Sports leagues have come out flying the flag for regulated betting, as long they get the first cut of the action. But their demand for one percent of wagers, which equates to at least 20 percent of revenues, has been derided by experts for undermining the whole point of regulation.
Experts have accused the US sports leagues of overreaching in their demands for a one percent “integrity fee”, saying it undermines the premise of regulation.
Designed to give leagues funding to protect the “integrity of the underlying competitions”, the proposal for a one percent levy on all wagers was first drafted in an Indiana gaming bill after meetings with powerbrokers from the MLB and NBA – but is now being promulgated as a “50-state solution” to sports betting regulation across the US.
Testifying before a New York state committee, the NBA’s attorney Dan Spillane said: “To compensate leagues for the risk and expense created by betting and the commercial value our product creates for betting operators, we believe it is reasonable.”
However, the suffocating fee, which could see leagues benefit by as much as $2bn each year, is widely seen by industry insiders and outside experts as undermining the merits and mechanisms of effective regulation.
Joe Asher, CEO of William Hill US, highlighted to the committee that a one percent tax on handle, is really a 20 percent tax on revenue – and far too high for licensed firms to compete with black market providers.
Asher’s 20 percent is conservative. Given that, after payout, legal sportsbooks in Nevada take between 3.5 and five percent of bets in revenues, one percent of wagers could easily equate 28 percent of yield.
Integrity experts, Sportradar conceded that investing in the integrity “of any and every sport is critical.
Of that there is no doubt. And frankly, to do it properly and credibly does require spend.”
However, where that money comes from is a “tricky proposition”, the firm said.
“If that cost becomes prohibitive or uncompetitive as against offshore markets or black markets, the hope that a post PASPA US will see all sports betting come back on shore will founder. That will not help integrity at all.”
Renowned gaming professor I. Nelson Rose, and author of Gambling and the Law, crunched some numbers to see how such a fee would affect licensed operators.
By adding the one percent levy on wagers, on top of the 0.25 percent federal excise tax (also on wagers), as well as a hypothetical (and modest) 9.25 percent state gaming tax on revenues, “operators would be paying the equivalent of 39.3 percent of gross gaming revenue,” said Rose.
“In other words, the bookie takes in $10m in bets, pays the leagues $100,000, the feds $25,000 and the state about $38,000. This leaves the operator with about $250,000 to pay all of its expenses. Whatever is left, if any, is profit.

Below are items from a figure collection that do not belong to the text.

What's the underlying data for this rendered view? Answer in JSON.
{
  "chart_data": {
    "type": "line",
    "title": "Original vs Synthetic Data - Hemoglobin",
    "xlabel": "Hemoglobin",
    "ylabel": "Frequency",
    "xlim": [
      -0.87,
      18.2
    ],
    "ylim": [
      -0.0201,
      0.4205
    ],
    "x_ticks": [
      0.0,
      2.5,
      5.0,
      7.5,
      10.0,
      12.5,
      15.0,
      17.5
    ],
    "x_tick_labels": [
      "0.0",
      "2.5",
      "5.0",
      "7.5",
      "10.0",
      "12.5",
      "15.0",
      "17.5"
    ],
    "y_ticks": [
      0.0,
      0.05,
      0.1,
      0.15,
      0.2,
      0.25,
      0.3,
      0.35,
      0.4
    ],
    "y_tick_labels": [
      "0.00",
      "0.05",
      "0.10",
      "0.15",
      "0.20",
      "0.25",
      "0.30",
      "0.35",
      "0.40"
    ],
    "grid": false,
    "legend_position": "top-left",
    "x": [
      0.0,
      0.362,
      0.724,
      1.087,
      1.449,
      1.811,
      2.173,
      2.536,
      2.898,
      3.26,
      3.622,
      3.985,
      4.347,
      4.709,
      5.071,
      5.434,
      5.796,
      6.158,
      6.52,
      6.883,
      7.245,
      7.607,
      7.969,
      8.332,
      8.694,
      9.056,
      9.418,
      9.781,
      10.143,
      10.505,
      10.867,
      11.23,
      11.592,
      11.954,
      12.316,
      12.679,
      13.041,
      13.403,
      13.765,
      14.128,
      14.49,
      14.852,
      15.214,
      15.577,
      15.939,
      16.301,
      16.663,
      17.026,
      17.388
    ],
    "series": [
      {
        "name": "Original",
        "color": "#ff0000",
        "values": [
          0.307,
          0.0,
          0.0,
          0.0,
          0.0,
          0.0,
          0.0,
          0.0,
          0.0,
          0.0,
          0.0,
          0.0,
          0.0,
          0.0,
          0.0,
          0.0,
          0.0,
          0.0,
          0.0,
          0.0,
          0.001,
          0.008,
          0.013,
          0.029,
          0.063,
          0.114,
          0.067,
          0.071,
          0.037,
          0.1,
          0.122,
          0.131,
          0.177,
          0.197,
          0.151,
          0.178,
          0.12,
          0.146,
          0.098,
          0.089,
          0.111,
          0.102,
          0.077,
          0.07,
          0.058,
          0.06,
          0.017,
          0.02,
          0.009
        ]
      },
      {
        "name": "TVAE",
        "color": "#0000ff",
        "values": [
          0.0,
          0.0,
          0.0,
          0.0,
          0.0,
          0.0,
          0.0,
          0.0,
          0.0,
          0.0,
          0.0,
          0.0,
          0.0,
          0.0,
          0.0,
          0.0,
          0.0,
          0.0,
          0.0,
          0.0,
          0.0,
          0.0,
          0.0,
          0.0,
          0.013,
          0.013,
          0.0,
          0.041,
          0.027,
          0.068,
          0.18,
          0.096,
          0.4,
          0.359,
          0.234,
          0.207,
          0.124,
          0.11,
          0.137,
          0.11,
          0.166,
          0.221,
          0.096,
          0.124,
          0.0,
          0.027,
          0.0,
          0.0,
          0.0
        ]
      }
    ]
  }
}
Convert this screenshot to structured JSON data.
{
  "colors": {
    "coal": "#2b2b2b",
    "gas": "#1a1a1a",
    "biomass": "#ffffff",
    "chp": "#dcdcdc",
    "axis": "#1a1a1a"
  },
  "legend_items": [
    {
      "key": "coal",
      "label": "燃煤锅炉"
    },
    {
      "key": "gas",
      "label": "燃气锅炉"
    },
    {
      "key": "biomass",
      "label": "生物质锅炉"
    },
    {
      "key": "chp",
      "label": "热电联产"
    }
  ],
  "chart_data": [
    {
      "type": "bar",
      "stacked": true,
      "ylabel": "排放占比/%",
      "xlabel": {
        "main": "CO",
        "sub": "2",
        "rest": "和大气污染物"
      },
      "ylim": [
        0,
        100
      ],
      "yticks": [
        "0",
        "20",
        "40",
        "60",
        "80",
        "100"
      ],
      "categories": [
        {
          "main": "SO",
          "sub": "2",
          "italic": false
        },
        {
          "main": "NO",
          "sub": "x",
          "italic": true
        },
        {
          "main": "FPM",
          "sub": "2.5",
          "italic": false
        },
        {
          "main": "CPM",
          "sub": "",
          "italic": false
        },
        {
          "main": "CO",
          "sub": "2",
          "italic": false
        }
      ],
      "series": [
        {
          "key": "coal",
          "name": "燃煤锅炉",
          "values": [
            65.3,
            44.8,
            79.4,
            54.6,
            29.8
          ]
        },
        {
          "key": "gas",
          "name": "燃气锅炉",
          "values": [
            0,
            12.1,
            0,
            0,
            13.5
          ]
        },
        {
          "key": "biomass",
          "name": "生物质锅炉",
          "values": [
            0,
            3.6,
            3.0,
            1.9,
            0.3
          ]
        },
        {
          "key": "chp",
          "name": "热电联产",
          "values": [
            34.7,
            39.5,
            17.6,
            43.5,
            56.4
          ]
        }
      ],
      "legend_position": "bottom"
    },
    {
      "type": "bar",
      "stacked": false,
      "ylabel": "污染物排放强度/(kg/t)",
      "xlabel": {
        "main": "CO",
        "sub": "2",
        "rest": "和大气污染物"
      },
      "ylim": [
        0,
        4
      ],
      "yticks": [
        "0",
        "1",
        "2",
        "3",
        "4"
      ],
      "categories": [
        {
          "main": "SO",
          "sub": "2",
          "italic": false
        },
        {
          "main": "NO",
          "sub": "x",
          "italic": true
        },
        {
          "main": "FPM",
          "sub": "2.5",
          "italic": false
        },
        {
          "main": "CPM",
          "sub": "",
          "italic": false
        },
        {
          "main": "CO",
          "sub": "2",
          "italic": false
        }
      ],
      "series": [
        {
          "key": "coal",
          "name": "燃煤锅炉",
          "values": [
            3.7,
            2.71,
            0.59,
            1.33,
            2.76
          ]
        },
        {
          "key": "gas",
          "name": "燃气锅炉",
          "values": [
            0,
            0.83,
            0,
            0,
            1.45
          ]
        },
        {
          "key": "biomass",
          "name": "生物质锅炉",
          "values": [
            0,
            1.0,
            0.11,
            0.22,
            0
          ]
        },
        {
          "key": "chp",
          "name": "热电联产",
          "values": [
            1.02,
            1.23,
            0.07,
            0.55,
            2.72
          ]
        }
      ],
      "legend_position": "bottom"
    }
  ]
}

“I personally would never invest a cent into a business like this.”
Jeremy Kleiman, gaming lawyer and NJ-based Saiber, said the NBA’s approach “is very shortsighted,” who will already “benefit exponentially” from regulation, through advertising attendance and engagement.
“To demand a piece of tax revenue is plain greedy,” he added. From a practical point of view, however, Kleiman suggests that as states would also lose out from such a scheme, widespread approval is highly unlikely.
“It is possible some states will find a way to allow the leagues to directly benefit, but I am not confident a revenue share per league will be a part of final legislation. Assuming the other professional sports leagues are aligned – and that is a big if, everyone will want one percent, and that won’t leave anything for the states.”